Никто из красноармейцев не тронулся с места.

Лаубэ вскочил быстро, выслал всех из кабинета.

Менжинский обратился к отцу с просьбой успокоиться, не горячиться.

Он заявил, что к ним в Харьков поступил материал, что отец слишком мягко поступает с врагами и не выполняет распоряжений ЧК, тем самым дискредитирует ответственный советский орган. Но он надеется, что все это недоразумение, и все можно будет решить гораздо проще, чем минуту назад.

Отец ответил, что он твердо и решительно боролся с врагами, защищая нашу родину на поле боя. Но те, кто добровольно сдались в наши руки, по нашей, нами объявленной амнистии, ждут не расстрела из-за угла, а ждут справедливого решения их судьбы.

— Я связан словом чести, и воинская честь для меня дороже всего. Мы же коммунисты, а не бандиты. Со мной поступайте, как хотите, в соответствии с полученным вами приказом. Но я твердо стою на своем. Мое слово окончательное, и до тех пор, пока не приедет комиссия, дальнейшие разговоры со мной я считаю бесполезными.

Когда отец вернулся, все уже знали, что произошло. Все были потрясены:

— Это за что же? — недоумевали все.

Забудько после возвращения отца влетел к нам в комнату, это даже я помню, и умолял отца не передавать их в ЧК Лаубэ. Он спал в кабинете отца в канцелярии, по существу, у нас под дверью, до последнего момента, до тех пор, пока не приехала из Харькова комиссия, которая многих рядовых передала на поруки родным и близким, ведь почти весь рядовой состав этой армии состоял из крестьян близлежащих сел.

А весь комсостав был отправлен в Харьков.
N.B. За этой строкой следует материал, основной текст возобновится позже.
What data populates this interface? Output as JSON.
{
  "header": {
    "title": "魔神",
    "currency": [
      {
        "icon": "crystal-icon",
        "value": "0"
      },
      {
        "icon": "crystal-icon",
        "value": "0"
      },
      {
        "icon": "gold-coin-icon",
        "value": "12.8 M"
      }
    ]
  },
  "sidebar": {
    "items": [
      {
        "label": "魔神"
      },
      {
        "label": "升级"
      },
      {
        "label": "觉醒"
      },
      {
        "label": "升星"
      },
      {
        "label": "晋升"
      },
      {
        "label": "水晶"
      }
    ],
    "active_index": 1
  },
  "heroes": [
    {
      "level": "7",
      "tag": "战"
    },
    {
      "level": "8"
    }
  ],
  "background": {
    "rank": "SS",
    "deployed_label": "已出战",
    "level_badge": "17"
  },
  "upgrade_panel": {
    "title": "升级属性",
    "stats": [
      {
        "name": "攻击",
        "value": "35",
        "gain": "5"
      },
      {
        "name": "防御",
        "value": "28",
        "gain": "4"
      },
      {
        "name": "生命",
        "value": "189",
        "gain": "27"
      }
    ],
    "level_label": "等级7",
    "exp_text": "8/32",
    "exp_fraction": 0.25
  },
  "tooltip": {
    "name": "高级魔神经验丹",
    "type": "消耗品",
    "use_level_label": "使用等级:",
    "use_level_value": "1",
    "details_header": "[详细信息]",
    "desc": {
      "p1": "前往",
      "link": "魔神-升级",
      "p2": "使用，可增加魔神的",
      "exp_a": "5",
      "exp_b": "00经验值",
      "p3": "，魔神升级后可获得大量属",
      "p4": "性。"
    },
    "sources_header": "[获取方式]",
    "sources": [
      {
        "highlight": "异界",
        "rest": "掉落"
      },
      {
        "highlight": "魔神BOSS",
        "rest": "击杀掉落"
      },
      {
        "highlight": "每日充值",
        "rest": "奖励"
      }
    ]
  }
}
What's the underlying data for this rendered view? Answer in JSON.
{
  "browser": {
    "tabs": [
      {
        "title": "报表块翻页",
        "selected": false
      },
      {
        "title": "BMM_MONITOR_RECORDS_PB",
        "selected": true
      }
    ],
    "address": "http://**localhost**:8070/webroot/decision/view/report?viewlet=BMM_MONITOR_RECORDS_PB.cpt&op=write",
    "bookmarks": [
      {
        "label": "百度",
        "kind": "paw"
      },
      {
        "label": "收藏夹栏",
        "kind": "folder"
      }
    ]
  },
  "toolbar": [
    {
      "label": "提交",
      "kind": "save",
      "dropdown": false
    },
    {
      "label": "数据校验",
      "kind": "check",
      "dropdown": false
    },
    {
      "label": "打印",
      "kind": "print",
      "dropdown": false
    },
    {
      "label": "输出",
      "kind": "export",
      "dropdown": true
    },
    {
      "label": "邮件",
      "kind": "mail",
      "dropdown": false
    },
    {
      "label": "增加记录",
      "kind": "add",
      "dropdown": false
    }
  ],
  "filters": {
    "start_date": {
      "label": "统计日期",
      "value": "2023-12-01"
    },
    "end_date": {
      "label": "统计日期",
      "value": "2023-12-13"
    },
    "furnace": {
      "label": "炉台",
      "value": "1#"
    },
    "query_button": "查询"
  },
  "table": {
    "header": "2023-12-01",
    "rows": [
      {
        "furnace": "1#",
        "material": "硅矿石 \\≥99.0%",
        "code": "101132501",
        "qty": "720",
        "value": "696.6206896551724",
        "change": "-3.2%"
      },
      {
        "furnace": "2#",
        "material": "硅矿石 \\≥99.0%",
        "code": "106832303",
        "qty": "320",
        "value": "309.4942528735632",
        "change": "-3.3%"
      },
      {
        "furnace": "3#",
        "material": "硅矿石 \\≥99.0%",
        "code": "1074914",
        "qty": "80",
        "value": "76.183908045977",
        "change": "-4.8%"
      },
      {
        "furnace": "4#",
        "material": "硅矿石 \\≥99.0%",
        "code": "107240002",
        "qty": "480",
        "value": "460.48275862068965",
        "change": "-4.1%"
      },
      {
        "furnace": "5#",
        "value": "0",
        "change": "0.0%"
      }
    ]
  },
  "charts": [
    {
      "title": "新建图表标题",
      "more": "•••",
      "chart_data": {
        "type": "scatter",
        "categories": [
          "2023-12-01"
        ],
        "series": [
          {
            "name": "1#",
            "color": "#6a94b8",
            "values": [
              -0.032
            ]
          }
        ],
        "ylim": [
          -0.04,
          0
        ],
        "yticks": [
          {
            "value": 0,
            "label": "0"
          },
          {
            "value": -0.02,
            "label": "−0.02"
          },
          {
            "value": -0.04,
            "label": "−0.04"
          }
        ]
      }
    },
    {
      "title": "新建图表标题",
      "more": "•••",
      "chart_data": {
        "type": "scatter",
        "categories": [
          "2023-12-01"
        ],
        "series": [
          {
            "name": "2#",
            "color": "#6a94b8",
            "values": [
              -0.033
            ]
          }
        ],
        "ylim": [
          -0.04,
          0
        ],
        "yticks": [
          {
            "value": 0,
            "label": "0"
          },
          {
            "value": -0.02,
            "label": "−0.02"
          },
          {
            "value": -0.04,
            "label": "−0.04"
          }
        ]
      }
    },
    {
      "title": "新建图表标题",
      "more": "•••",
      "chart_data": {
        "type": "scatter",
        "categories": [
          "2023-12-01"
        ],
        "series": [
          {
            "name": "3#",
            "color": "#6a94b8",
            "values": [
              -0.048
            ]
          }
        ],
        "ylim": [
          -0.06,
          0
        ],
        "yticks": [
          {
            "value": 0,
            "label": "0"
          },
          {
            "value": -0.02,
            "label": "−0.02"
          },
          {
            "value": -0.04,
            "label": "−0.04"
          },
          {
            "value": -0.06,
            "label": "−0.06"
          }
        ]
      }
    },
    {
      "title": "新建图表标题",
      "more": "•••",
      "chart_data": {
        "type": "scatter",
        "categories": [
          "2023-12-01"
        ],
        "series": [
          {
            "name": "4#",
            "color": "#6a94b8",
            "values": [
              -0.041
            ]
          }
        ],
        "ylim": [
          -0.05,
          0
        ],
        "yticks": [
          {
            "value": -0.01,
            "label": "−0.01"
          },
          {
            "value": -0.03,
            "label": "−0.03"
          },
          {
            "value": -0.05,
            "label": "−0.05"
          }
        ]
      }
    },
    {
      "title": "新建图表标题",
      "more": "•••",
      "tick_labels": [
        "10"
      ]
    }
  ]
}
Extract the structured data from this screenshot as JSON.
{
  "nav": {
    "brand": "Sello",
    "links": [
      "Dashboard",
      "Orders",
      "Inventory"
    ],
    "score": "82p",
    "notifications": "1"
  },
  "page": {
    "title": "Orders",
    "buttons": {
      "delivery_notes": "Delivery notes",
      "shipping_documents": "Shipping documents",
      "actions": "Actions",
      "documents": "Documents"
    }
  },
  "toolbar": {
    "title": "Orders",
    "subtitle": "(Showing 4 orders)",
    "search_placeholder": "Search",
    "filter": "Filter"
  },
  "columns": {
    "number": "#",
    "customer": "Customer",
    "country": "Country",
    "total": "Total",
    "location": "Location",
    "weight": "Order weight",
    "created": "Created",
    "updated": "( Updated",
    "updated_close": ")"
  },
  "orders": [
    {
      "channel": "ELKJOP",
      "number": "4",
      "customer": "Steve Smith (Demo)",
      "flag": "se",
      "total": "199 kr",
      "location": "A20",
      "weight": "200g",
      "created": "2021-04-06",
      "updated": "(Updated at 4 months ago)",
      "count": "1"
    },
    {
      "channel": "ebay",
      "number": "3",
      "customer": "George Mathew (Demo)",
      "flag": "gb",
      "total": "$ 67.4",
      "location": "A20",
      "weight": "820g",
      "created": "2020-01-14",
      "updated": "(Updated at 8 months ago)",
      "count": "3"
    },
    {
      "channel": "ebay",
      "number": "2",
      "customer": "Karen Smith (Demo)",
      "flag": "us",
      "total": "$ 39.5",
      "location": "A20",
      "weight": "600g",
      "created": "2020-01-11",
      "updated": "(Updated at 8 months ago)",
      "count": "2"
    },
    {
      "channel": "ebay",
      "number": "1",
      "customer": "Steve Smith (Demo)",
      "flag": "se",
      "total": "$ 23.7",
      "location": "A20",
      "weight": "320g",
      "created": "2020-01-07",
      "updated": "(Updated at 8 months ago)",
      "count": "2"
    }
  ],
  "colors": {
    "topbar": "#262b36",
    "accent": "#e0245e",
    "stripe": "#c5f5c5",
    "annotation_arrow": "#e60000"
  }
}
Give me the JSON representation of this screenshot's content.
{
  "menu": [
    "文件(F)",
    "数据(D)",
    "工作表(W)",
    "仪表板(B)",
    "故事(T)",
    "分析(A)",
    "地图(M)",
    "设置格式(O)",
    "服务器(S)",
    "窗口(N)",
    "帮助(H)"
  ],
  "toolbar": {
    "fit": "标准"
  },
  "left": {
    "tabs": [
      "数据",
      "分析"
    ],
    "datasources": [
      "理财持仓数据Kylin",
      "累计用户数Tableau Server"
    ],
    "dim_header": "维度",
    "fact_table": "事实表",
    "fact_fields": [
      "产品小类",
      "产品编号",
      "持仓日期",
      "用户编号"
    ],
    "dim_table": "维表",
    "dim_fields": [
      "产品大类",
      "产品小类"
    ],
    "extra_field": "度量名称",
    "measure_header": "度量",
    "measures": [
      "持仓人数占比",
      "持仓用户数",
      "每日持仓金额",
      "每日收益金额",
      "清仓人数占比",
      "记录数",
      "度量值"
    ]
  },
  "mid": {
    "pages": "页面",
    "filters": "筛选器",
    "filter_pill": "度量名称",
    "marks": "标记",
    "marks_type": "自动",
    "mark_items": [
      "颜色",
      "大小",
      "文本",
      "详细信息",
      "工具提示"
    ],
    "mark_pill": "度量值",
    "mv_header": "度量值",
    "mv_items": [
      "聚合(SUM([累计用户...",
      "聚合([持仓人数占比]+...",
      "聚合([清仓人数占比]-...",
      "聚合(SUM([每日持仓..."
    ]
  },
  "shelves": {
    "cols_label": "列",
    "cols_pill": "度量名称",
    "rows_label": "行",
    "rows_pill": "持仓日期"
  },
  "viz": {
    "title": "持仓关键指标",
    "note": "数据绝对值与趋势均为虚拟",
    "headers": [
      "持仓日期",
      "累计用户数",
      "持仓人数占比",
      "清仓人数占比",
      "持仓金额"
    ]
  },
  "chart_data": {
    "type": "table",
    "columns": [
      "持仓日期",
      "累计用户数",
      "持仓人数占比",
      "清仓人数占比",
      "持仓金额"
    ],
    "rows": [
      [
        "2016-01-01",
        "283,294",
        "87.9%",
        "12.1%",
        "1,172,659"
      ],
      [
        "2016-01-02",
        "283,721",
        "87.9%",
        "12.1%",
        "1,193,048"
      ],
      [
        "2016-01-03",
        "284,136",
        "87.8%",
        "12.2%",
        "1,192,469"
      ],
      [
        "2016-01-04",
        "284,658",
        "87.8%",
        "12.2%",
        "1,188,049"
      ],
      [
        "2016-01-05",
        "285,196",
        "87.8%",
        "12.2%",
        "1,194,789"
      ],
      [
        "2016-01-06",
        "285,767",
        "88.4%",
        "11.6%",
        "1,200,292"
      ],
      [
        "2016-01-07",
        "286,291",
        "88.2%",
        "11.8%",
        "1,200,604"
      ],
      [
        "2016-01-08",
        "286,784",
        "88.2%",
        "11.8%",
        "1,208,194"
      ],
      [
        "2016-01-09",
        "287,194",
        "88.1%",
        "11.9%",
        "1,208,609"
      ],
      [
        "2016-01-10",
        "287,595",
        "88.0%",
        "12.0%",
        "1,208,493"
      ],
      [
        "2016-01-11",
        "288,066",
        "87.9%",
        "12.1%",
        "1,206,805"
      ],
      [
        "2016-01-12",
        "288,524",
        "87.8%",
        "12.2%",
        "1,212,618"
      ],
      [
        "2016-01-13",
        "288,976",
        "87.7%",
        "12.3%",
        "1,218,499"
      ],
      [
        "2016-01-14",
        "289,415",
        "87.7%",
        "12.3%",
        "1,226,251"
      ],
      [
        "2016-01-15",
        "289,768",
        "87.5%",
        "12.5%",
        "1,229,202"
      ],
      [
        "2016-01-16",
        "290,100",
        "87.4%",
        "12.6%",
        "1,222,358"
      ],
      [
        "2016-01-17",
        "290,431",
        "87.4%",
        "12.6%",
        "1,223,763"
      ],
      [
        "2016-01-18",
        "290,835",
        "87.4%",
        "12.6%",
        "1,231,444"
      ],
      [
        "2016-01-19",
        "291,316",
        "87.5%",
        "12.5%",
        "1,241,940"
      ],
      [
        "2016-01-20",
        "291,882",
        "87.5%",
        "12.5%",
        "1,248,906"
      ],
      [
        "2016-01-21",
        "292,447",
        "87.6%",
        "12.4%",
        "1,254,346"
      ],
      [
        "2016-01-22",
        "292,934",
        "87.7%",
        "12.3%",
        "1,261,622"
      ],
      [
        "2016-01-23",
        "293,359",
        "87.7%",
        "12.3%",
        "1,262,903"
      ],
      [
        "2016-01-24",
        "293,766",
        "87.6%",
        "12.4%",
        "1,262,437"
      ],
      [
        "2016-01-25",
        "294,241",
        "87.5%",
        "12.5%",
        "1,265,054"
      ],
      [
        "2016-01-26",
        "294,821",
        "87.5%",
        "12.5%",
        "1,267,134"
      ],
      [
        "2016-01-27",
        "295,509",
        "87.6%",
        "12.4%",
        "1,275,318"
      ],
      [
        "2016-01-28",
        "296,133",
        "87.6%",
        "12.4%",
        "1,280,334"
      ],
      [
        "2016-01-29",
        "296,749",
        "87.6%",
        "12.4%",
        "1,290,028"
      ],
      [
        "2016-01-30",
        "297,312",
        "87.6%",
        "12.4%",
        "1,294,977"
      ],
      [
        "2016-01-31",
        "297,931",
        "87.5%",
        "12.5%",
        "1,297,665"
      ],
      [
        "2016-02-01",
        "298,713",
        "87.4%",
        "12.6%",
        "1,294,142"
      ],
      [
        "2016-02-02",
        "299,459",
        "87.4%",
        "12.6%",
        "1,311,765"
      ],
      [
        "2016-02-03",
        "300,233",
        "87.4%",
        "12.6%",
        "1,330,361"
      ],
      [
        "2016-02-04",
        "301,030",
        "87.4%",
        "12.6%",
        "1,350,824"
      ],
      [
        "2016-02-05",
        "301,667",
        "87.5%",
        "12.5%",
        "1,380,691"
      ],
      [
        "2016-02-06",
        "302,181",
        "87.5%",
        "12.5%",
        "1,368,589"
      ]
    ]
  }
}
Я помню, отец рассказывал, что иногда он встречал на разных конференциях и совещаниях кое-кого из них, значит, некоторые сумели примириться, приспособиться и работать на советскую власть. Что касается Забудько, я никогда ничего о нем от папы не слышала, и я думаю, если бы папа когда-нибудь его встретил, он бы об этом упомянул.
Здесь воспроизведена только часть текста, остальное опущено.